L’accumulation de poussière dans les environnements couverts de glace et de neige peut être préjudiciable à ces écosystèmes, car elle provoque un assombrissement de l’environnement blanc, entraînant une rétroaction négative de l’albédo. Cela se produit parce que les couleurs plus foncées absorbent le rayonnement solaire de l’espace et chauffent donc l’environnement environnant, provoquant la fonte de la neige. C’est la même chose qui se produit lorsque vous portez des vêtements noirs en été, qui provoquent plus de chaleur, par rapport aux vêtements blancs, qui aident à réfléchir la chaleur et à garder le porteur au frais.

À titre d’exemple, un épisode de poussière en 2018 a entraîné une réduction de la couverture de neige annuelle pouvant aller jusqu’à 30 jours.

Césium, béryllium et plomb

De plus, la brume de février 2021 a amené de nombreux médias à publier que la poussière apportait avec elle des radionucléides (un élément chimique qui émet des radiations lors de sa décomposition) du Essais nucléaires français effectués au Sahara dans les années 60.

Essais nucléaires de la France en 1960 au Sahara rfi

Les chercheurs ont vérifié cette affirmation en analysant les échantillons de césium et détecté une augmentation de cet élément dans les Pyrénées. Ils ont également confirmé une augmentation des radionucléides à vie courte béryllium et plombqui sont souvent liées à des retombées radioactives, ils ont donc expliqué que ces éléments avaient été déposés sur le sol par des chutes de neige récentes qui avaient incorporé de la poussière atmosphérique.

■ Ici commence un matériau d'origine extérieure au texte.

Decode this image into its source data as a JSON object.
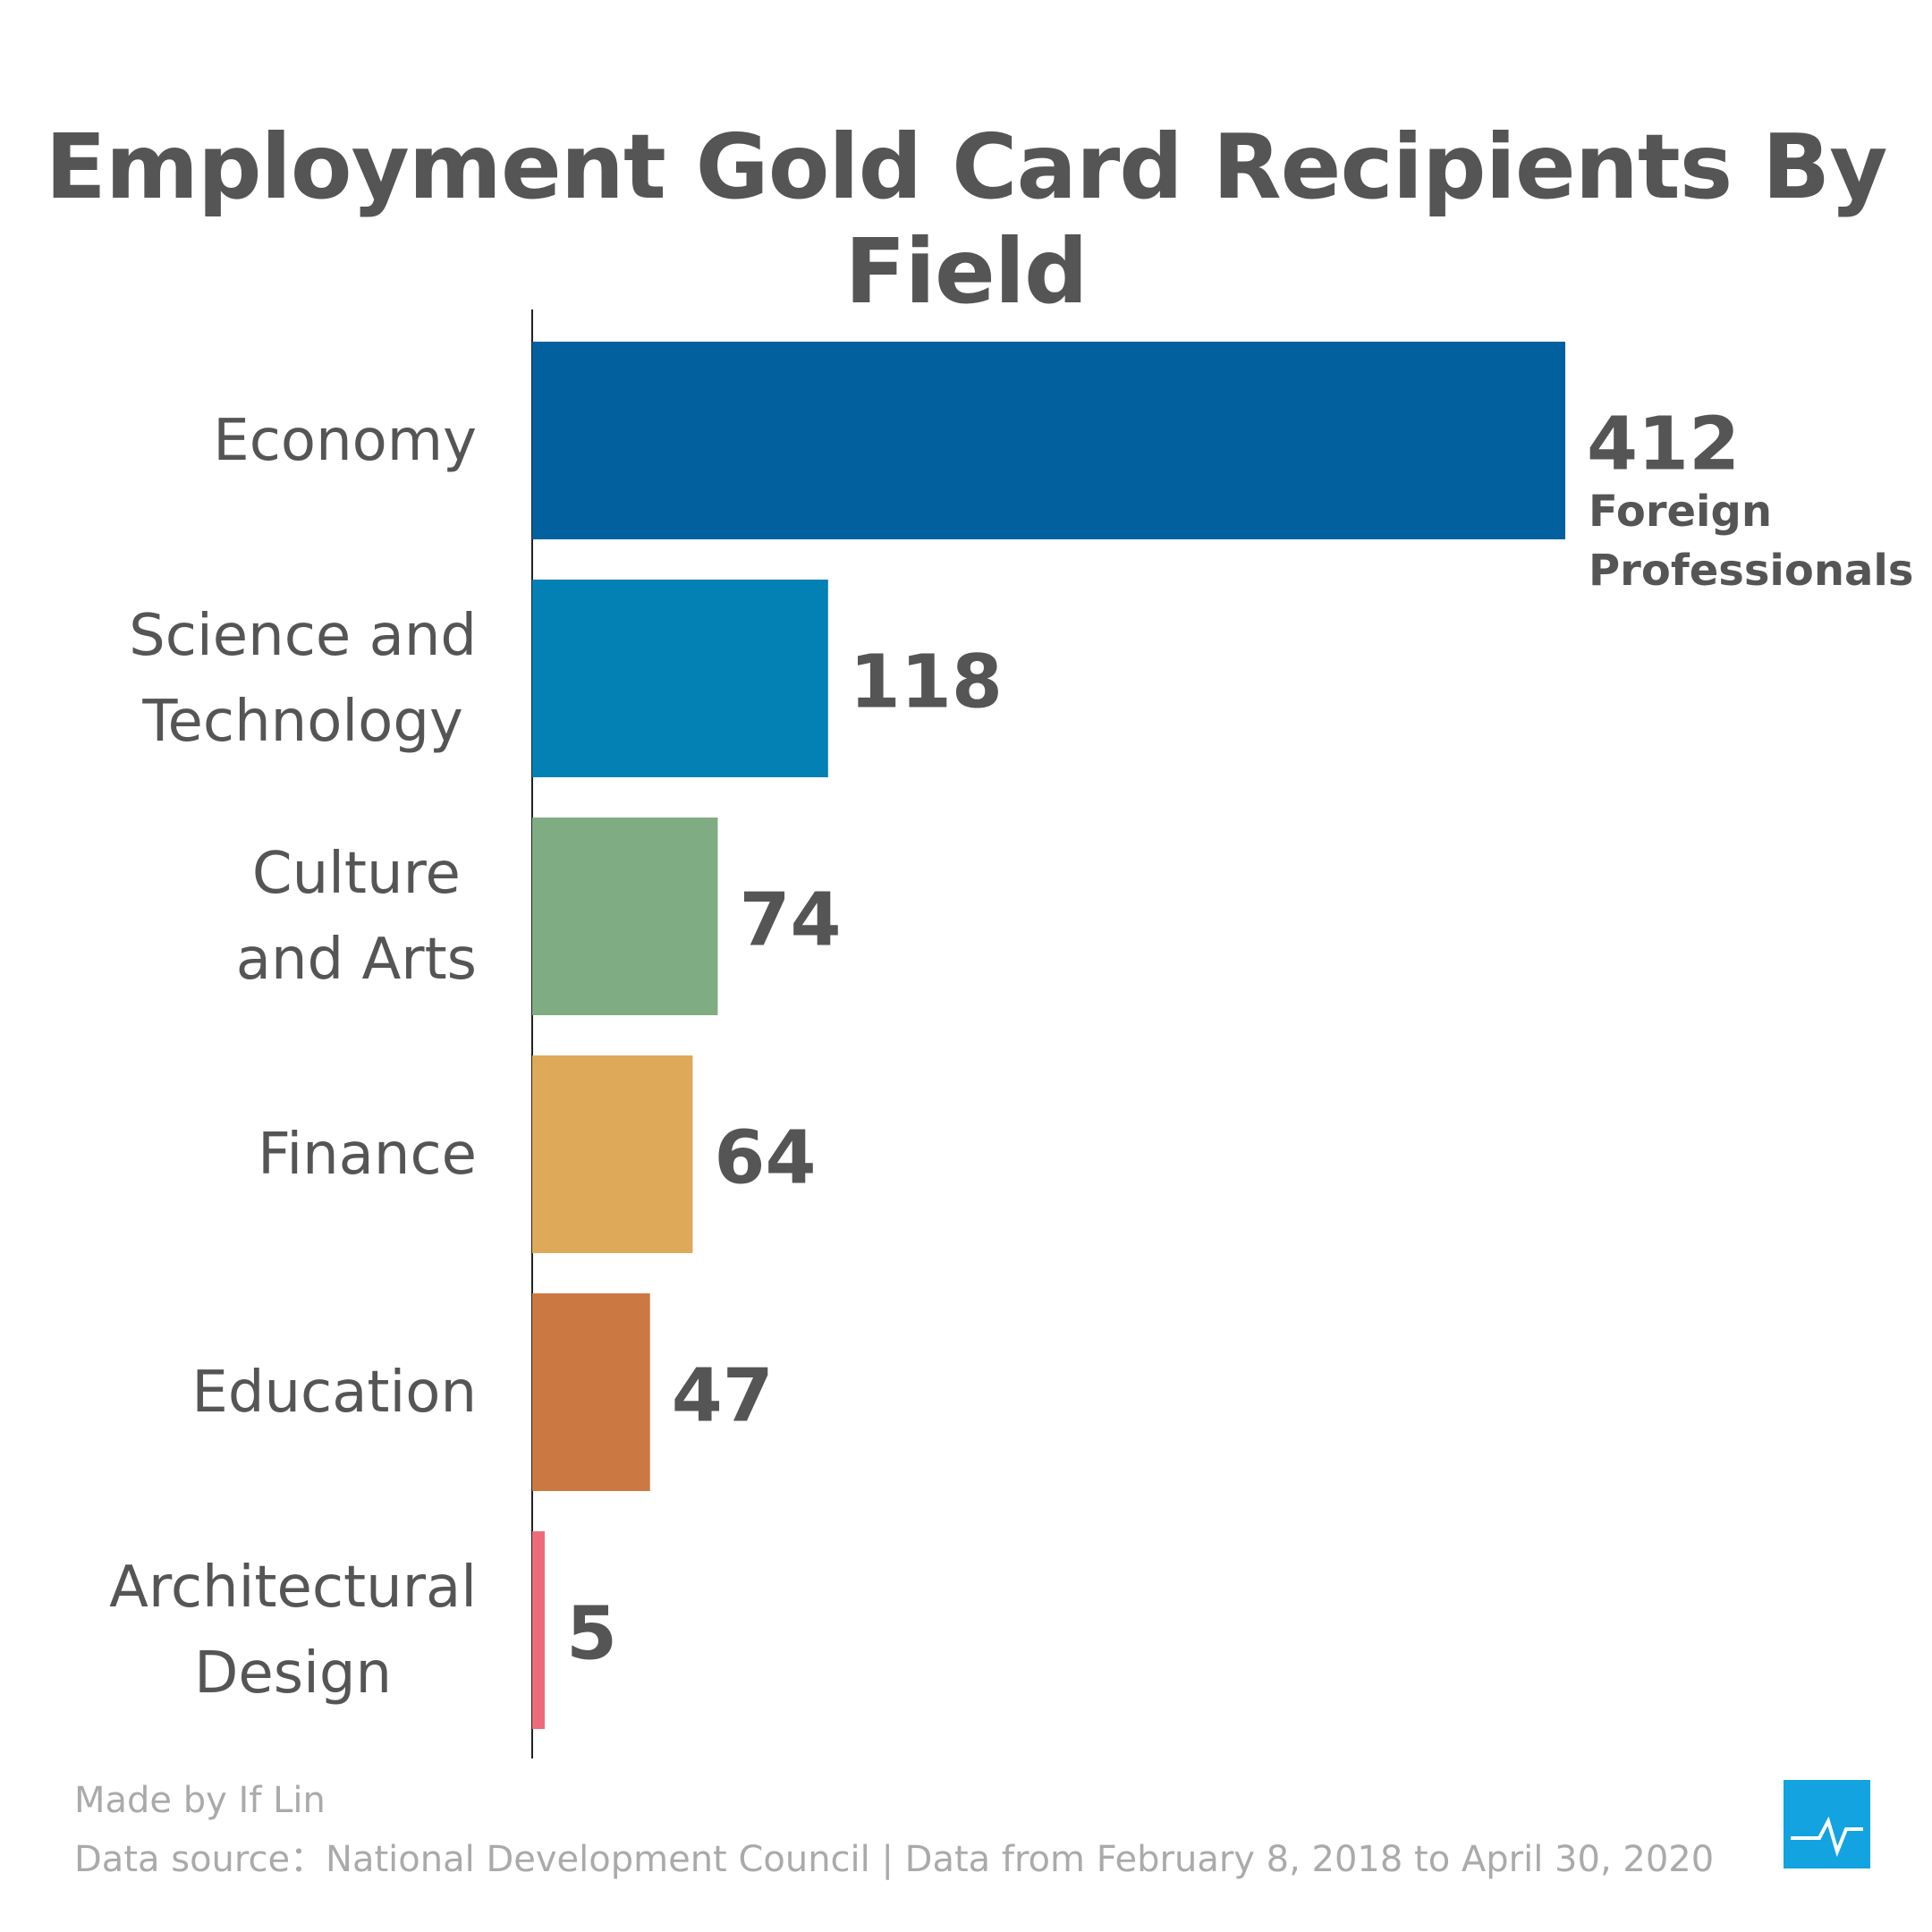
{
  "chart_data": {
    "type": "bar",
    "orientation": "horizontal",
    "title": "Employment Gold Card Recipients By Field",
    "categories": [
      "Economy",
      "Science and\nTechnology",
      "Culture\nand Arts",
      "Finance",
      "Education",
      "Architectural\nDesign"
    ],
    "values": [
      412,
      118,
      74,
      64,
      47,
      5
    ],
    "colors": [
      "#03609e",
      "#0380b4",
      "#7fac83",
      "#dfa95a",
      "#cc7843",
      "#ed6b7a"
    ],
    "annotation": "Foreign\nProfessionals"
  },
  "footer": {
    "credit": "Made by If Lin",
    "source": "Data source：National Development Council | Data from February 8, 2018 to April 30, 2020"
  }
}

Cependant, les abondances de plutonium n’étaient pas significativement différentes des niveaux de fond qui sont enregistrés dans l’hémisphère nord à la suite des essais nucléaires des États-Unis et de l’URSS dans les années 50 et 60.

Dumont et ses collègues suggèrent que l’empreinte nucléaire de ce plutonium est susceptible d’être différente de celle résultant des essais nucléaires français au Sahara dans les années 1960, en raison de l’utilisation de différents combustibles et moteurs, ils prédisent donc que l’augmentation de la les signatures de césium et de plomb mesurées au Sahara sont aussi les conséquences globales de ces tests américains et soviétiques, et non français.

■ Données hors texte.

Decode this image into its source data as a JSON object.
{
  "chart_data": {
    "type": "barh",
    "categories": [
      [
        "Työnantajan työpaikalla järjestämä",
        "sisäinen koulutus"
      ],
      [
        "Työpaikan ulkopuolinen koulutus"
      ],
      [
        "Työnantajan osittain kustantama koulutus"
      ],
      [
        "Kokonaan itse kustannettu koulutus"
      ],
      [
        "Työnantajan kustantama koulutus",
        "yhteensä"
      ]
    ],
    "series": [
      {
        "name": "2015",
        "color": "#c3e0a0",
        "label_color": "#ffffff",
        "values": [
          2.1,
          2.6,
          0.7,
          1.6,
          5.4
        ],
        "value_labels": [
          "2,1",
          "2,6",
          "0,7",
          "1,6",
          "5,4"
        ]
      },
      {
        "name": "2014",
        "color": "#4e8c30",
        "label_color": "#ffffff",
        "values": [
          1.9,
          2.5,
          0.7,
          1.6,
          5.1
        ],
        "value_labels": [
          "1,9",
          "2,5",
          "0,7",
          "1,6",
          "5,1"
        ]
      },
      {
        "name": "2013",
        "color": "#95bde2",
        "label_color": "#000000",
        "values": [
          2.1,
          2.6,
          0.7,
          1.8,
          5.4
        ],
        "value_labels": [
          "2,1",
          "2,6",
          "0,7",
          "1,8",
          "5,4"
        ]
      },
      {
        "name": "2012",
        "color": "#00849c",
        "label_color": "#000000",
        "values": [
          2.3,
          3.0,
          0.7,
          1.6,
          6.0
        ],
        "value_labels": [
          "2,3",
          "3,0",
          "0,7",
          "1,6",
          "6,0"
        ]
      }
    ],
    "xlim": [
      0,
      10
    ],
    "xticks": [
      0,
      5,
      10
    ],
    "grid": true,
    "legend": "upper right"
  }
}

Brume sur une ville Jose Carlos Guerra

Les scientifiques rappellent que les essais nucléaires français n’avaient que 0,017% de la puissance des projets nucléaires américains et soviétiques.

Selon les auteurs de l’article, il reste encore du travail à faire pour déterminer comment la fréquence accrue attendue de ces événements de poussière à l’avenir pourrait affecter les ressources en eau, la fonte et le ruissellement des neiges et des glaces, les risques d’avalanches et la gestion des stations de ski.